Die für humanitäre Hilfe zuständige EU-Kommissarin Kristalina Georgieva reist an diesem Freitag nach Kenia. Begleitet wird sie nach Angaben der polnischen EU-Ratspräsidentschaft von Polens stellvertretendem Außenminister Krzysztof Stanowski. Auf dem Programm steht unter anderem ein Besuch des mit mehr als 400.000 Menschen völlig überfüllten Dadaab-Flüchtlingslagers an der Grenze zu Somalia.

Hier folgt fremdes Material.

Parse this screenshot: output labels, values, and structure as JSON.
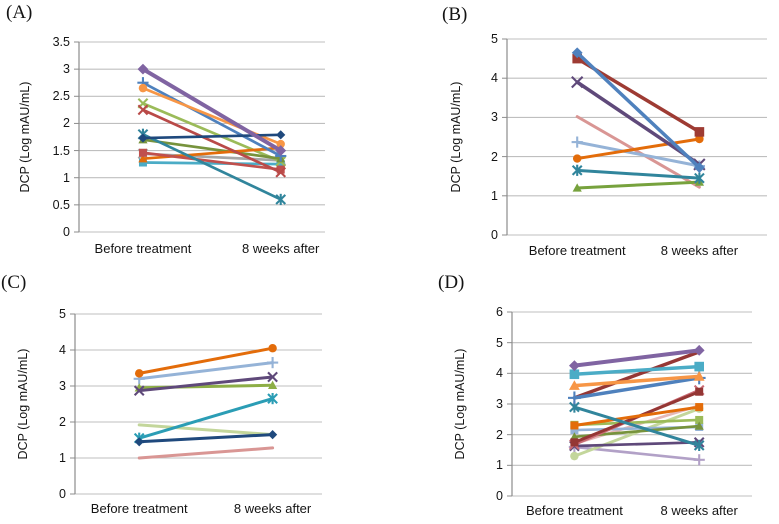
{
  "figure": {
    "background": "#FFFFFF"
  },
  "colors": {
    "grid": "#BFBFBF",
    "axis": "#8C8C8C",
    "text": "#141414"
  },
  "chart_data": [
    {
      "panel": "(A)",
      "type": "line",
      "ylabel": "DCP (Log mAU/mL)",
      "categories": [
        "Before treatment",
        "8 weeks after"
      ],
      "ylim": [
        0,
        3.5
      ],
      "ytick_values": [
        0,
        0.5,
        1,
        1.5,
        2,
        2.5,
        3,
        3.5
      ],
      "yticks": [
        "0",
        "0.5",
        "1",
        "1.5",
        "2",
        "2.5",
        "3",
        "3.5"
      ],
      "grid": true,
      "legend": "none",
      "series": [
        {
          "marker": "x",
          "color": "#A6A6A6",
          "values": [
            1.44,
            1.32
          ]
        },
        {
          "marker": "square",
          "color": "#4BACC6",
          "values": [
            1.28,
            1.25
          ]
        },
        {
          "marker": "x",
          "color": "#9BBB59",
          "values": [
            2.37,
            1.3
          ]
        },
        {
          "marker": "triangle",
          "color": "#77933C",
          "values": [
            1.7,
            1.35
          ]
        },
        {
          "marker": "triangle",
          "color": "#E36C0A",
          "values": [
            1.35,
            1.55
          ]
        },
        {
          "marker": "square",
          "color": "#C0504D",
          "values": [
            1.46,
            1.15
          ]
        },
        {
          "marker": "x",
          "color": "#B94A48",
          "values": [
            2.25,
            1.1
          ]
        },
        {
          "marker": "plus",
          "color": "#4F81BD",
          "values": [
            2.75,
            1.4
          ]
        },
        {
          "marker": "circle",
          "color": "#F79646",
          "values": [
            2.65,
            1.62
          ]
        },
        {
          "marker": "asterisk",
          "color": "#31859C",
          "values": [
            1.8,
            0.6
          ]
        },
        {
          "marker": "diamond",
          "color": "#1F497D",
          "values": [
            1.73,
            1.79
          ]
        },
        {
          "marker": "diamond",
          "color": "#8064A2",
          "width": 4,
          "values": [
            3.0,
            1.5
          ]
        }
      ]
    },
    {
      "panel": "(B)",
      "type": "line",
      "ylabel": "DCP (Log mAU/mL)",
      "categories": [
        "Before treatment",
        "8 weeks after"
      ],
      "ylim": [
        0,
        5
      ],
      "ytick_values": [
        0,
        1,
        2,
        3,
        4,
        5
      ],
      "yticks": [
        "0",
        "1",
        "2",
        "3",
        "4",
        "5"
      ],
      "grid": true,
      "legend": "none",
      "series": [
        {
          "marker": "none",
          "color": "#D99694",
          "width": 3,
          "values": [
            3.02,
            1.22
          ]
        },
        {
          "marker": "plus",
          "color": "#95B3D7",
          "width": 3,
          "values": [
            2.37,
            1.76
          ]
        },
        {
          "marker": "triangle",
          "color": "#77A23D",
          "width": 3,
          "values": [
            1.2,
            1.35
          ]
        },
        {
          "marker": "asterisk",
          "color": "#31859C",
          "width": 3,
          "values": [
            1.65,
            1.45
          ]
        },
        {
          "marker": "circle",
          "color": "#E36C0A",
          "width": 3,
          "values": [
            1.95,
            2.45
          ]
        },
        {
          "marker": "x",
          "color": "#5F497A",
          "width": 3.5,
          "values": [
            3.9,
            1.8
          ]
        },
        {
          "marker": "square",
          "color": "#9E3B33",
          "width": 3.5,
          "values": [
            4.5,
            2.63
          ]
        },
        {
          "marker": "diamond",
          "color": "#4F81BD",
          "width": 3.5,
          "values": [
            4.65,
            1.72
          ]
        }
      ]
    },
    {
      "panel": "(C)",
      "type": "line",
      "ylabel": "DCP (Log mAU/mL)",
      "categories": [
        "Before treatment",
        "8 weeks after"
      ],
      "ylim": [
        0,
        5
      ],
      "ytick_values": [
        0,
        1,
        2,
        3,
        4,
        5
      ],
      "yticks": [
        "0",
        "1",
        "2",
        "3",
        "4",
        "5"
      ],
      "grid": true,
      "legend": "none",
      "series": [
        {
          "marker": "none",
          "color": "#C3D69B",
          "width": 3,
          "values": [
            1.92,
            1.65
          ]
        },
        {
          "marker": "none",
          "color": "#D99694",
          "width": 3,
          "values": [
            1.0,
            1.28
          ]
        },
        {
          "marker": "plus",
          "color": "#95B3D7",
          "width": 3,
          "values": [
            3.2,
            3.65
          ]
        },
        {
          "marker": "triangle",
          "color": "#8DAE46",
          "width": 3,
          "values": [
            2.95,
            3.02
          ]
        },
        {
          "marker": "x",
          "color": "#5F497A",
          "width": 3,
          "values": [
            2.87,
            3.25
          ]
        },
        {
          "marker": "asterisk",
          "color": "#2B9DB5",
          "width": 3,
          "values": [
            1.55,
            2.65
          ]
        },
        {
          "marker": "diamond",
          "color": "#1F497D",
          "width": 3,
          "values": [
            1.45,
            1.65
          ]
        },
        {
          "marker": "circle",
          "color": "#E36C0A",
          "width": 3,
          "values": [
            3.35,
            4.05
          ]
        }
      ]
    },
    {
      "panel": "(D)",
      "type": "line",
      "ylabel": "DCP (Log mAU/mL)",
      "categories": [
        "Before treatment",
        "8 weeks after"
      ],
      "ylim": [
        0,
        6
      ],
      "ytick_values": [
        0,
        1,
        2,
        3,
        4,
        5,
        6
      ],
      "yticks": [
        "0",
        "1",
        "2",
        "3",
        "4",
        "5",
        "6"
      ],
      "grid": true,
      "legend": "none",
      "series": [
        {
          "marker": "none",
          "color": "#E5B8B7",
          "values": [
            1.7,
            2.95
          ]
        },
        {
          "marker": "plus",
          "color": "#B2A1C7",
          "values": [
            1.6,
            1.18
          ]
        },
        {
          "marker": "circle",
          "color": "#C3D69B",
          "width": 3,
          "values": [
            1.3,
            2.85
          ]
        },
        {
          "marker": "square",
          "color": "#95B3D7",
          "values": [
            2.15,
            2.25
          ]
        },
        {
          "marker": "square",
          "color": "#9BBB59",
          "values": [
            2.32,
            2.48
          ]
        },
        {
          "marker": "triangle",
          "color": "#77933C",
          "values": [
            1.93,
            2.28
          ]
        },
        {
          "marker": "x",
          "color": "#5F497A",
          "values": [
            1.63,
            1.75
          ]
        },
        {
          "marker": "x",
          "color": "#C96A74",
          "width": 3,
          "values": [
            1.68,
            3.45
          ]
        },
        {
          "marker": "square",
          "color": "#943634",
          "width": 3,
          "values": [
            1.75,
            3.4
          ]
        },
        {
          "marker": "square",
          "color": "#E36C0A",
          "width": 3,
          "values": [
            2.3,
            2.9
          ]
        },
        {
          "marker": "asterisk",
          "color": "#31859C",
          "width": 3,
          "values": [
            2.9,
            1.65
          ]
        },
        {
          "marker": "none",
          "color": "#953735",
          "width": 3.5,
          "values": [
            3.2,
            4.7
          ]
        },
        {
          "marker": "plus",
          "color": "#4F81BD",
          "width": 3.5,
          "values": [
            3.2,
            3.85
          ]
        },
        {
          "marker": "triangle",
          "color": "#F79646",
          "width": 3.5,
          "values": [
            3.6,
            3.9
          ]
        },
        {
          "marker": "square",
          "color": "#4BACC6",
          "width": 3.5,
          "values": [
            3.97,
            4.22
          ]
        },
        {
          "marker": "diamond",
          "color": "#8064A2",
          "width": 4,
          "values": [
            4.25,
            4.75
          ]
        }
      ]
    }
  ]
}
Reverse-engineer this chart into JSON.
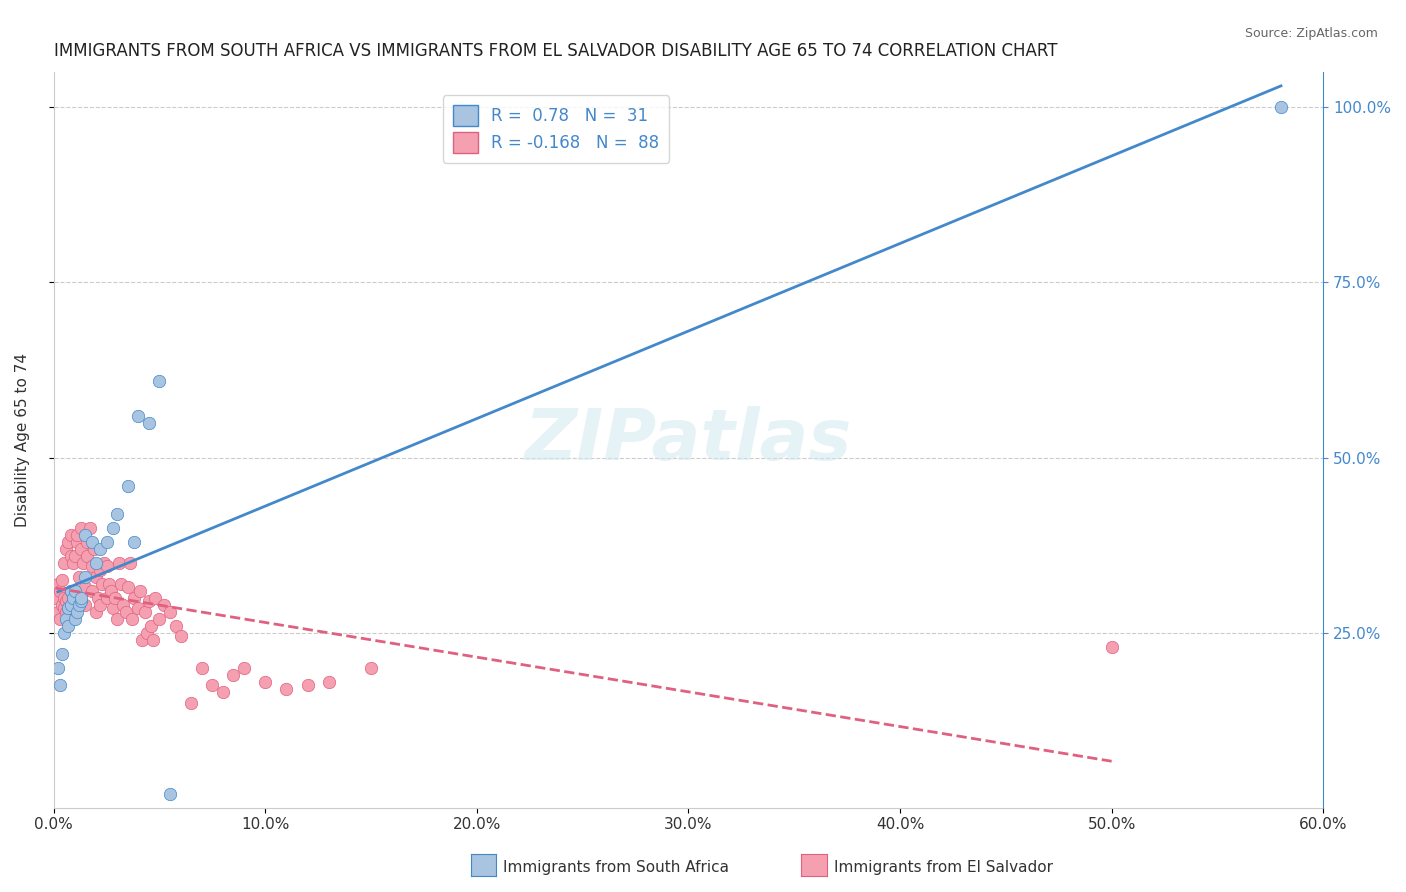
{
  "title": "IMMIGRANTS FROM SOUTH AFRICA VS IMMIGRANTS FROM EL SALVADOR DISABILITY AGE 65 TO 74 CORRELATION CHART",
  "source": "Source: ZipAtlas.com",
  "ylabel": "Disability Age 65 to 74",
  "ylabel_right_ticks": [
    "25.0%",
    "50.0%",
    "75.0%",
    "100.0%"
  ],
  "ylabel_right_vals": [
    0.25,
    0.5,
    0.75,
    1.0
  ],
  "xlim": [
    0.0,
    0.6
  ],
  "ylim": [
    0.0,
    1.05
  ],
  "R_blue": 0.78,
  "N_blue": 31,
  "R_pink": -0.168,
  "N_pink": 88,
  "legend_label_blue": "Immigrants from South Africa",
  "legend_label_pink": "Immigrants from El Salvador",
  "blue_color": "#a8c4e0",
  "pink_color": "#f4a0b0",
  "line_blue": "#4488cc",
  "line_pink": "#e06080",
  "watermark": "ZIPatlas",
  "blue_scatter_x": [
    0.002,
    0.003,
    0.004,
    0.005,
    0.006,
    0.007,
    0.007,
    0.008,
    0.008,
    0.009,
    0.01,
    0.01,
    0.011,
    0.012,
    0.013,
    0.013,
    0.015,
    0.015,
    0.018,
    0.02,
    0.022,
    0.025,
    0.028,
    0.03,
    0.035,
    0.038,
    0.04,
    0.045,
    0.05,
    0.055,
    0.58
  ],
  "blue_scatter_y": [
    0.2,
    0.175,
    0.22,
    0.25,
    0.27,
    0.285,
    0.26,
    0.31,
    0.29,
    0.3,
    0.27,
    0.31,
    0.28,
    0.29,
    0.295,
    0.3,
    0.33,
    0.39,
    0.38,
    0.35,
    0.37,
    0.38,
    0.4,
    0.42,
    0.46,
    0.38,
    0.56,
    0.55,
    0.61,
    0.02,
    1.0
  ],
  "pink_scatter_x": [
    0.001,
    0.002,
    0.002,
    0.003,
    0.003,
    0.004,
    0.004,
    0.005,
    0.005,
    0.005,
    0.006,
    0.006,
    0.006,
    0.007,
    0.007,
    0.007,
    0.008,
    0.008,
    0.008,
    0.009,
    0.009,
    0.01,
    0.01,
    0.01,
    0.011,
    0.011,
    0.012,
    0.012,
    0.013,
    0.013,
    0.014,
    0.014,
    0.015,
    0.015,
    0.016,
    0.016,
    0.017,
    0.018,
    0.018,
    0.019,
    0.02,
    0.02,
    0.021,
    0.022,
    0.022,
    0.023,
    0.024,
    0.025,
    0.025,
    0.026,
    0.027,
    0.028,
    0.029,
    0.03,
    0.031,
    0.032,
    0.033,
    0.034,
    0.035,
    0.036,
    0.037,
    0.038,
    0.04,
    0.041,
    0.042,
    0.043,
    0.044,
    0.045,
    0.046,
    0.047,
    0.048,
    0.05,
    0.052,
    0.055,
    0.058,
    0.06,
    0.065,
    0.07,
    0.075,
    0.08,
    0.085,
    0.09,
    0.1,
    0.11,
    0.12,
    0.13,
    0.15,
    0.5
  ],
  "pink_scatter_y": [
    0.3,
    0.28,
    0.32,
    0.27,
    0.31,
    0.29,
    0.325,
    0.285,
    0.3,
    0.35,
    0.28,
    0.295,
    0.37,
    0.285,
    0.3,
    0.38,
    0.31,
    0.36,
    0.39,
    0.3,
    0.35,
    0.28,
    0.31,
    0.36,
    0.38,
    0.39,
    0.295,
    0.33,
    0.37,
    0.4,
    0.31,
    0.35,
    0.29,
    0.315,
    0.36,
    0.38,
    0.4,
    0.31,
    0.345,
    0.37,
    0.33,
    0.28,
    0.3,
    0.34,
    0.29,
    0.32,
    0.35,
    0.3,
    0.345,
    0.32,
    0.31,
    0.285,
    0.3,
    0.27,
    0.35,
    0.32,
    0.29,
    0.28,
    0.315,
    0.35,
    0.27,
    0.3,
    0.285,
    0.31,
    0.24,
    0.28,
    0.25,
    0.295,
    0.26,
    0.24,
    0.3,
    0.27,
    0.29,
    0.28,
    0.26,
    0.245,
    0.15,
    0.2,
    0.175,
    0.165,
    0.19,
    0.2,
    0.18,
    0.17,
    0.175,
    0.18,
    0.2,
    0.23
  ]
}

Allein in den vergangenen zwei Monaten haben mehr als 78.000 Somalier Zuflucht in den Nachbarländern Äthiopien und Kenia gesucht. Dabei leiden dort - wie auch in Dschibuti und Uganda - ebenfalls Millionen Menschen unter der Dürre.

Kinder, die keinen Regen kennen

"Meine jüngeren Schüler haben seit ihrer Geburt noch keinen Tropfen Wasser vom Himmel fallen gesehen", berichtet ein Lehrer aus dem nordkenianischen Dorf Lokuta. Seit 2006 habe es nicht mehr geregnet. In den völlig verdörrten Landstrichen verhungert das Vieh neben den wilden Tieren. Es ist die schlimmste Dürre in Ostafrika seit 60 Jahren.

Das Welternährungsprogramm will nach eigenen Angaben eine Luftbrücke nach Mogadischu bauen, um lebensrettende Nahrungsmittel zu unterernährten Kindern zu bringen. Derzeit würden 1,5 Millionen Menschen in Somalia erreicht, teilte die UN-Organisation am Donnerstagabend in Berlin mit.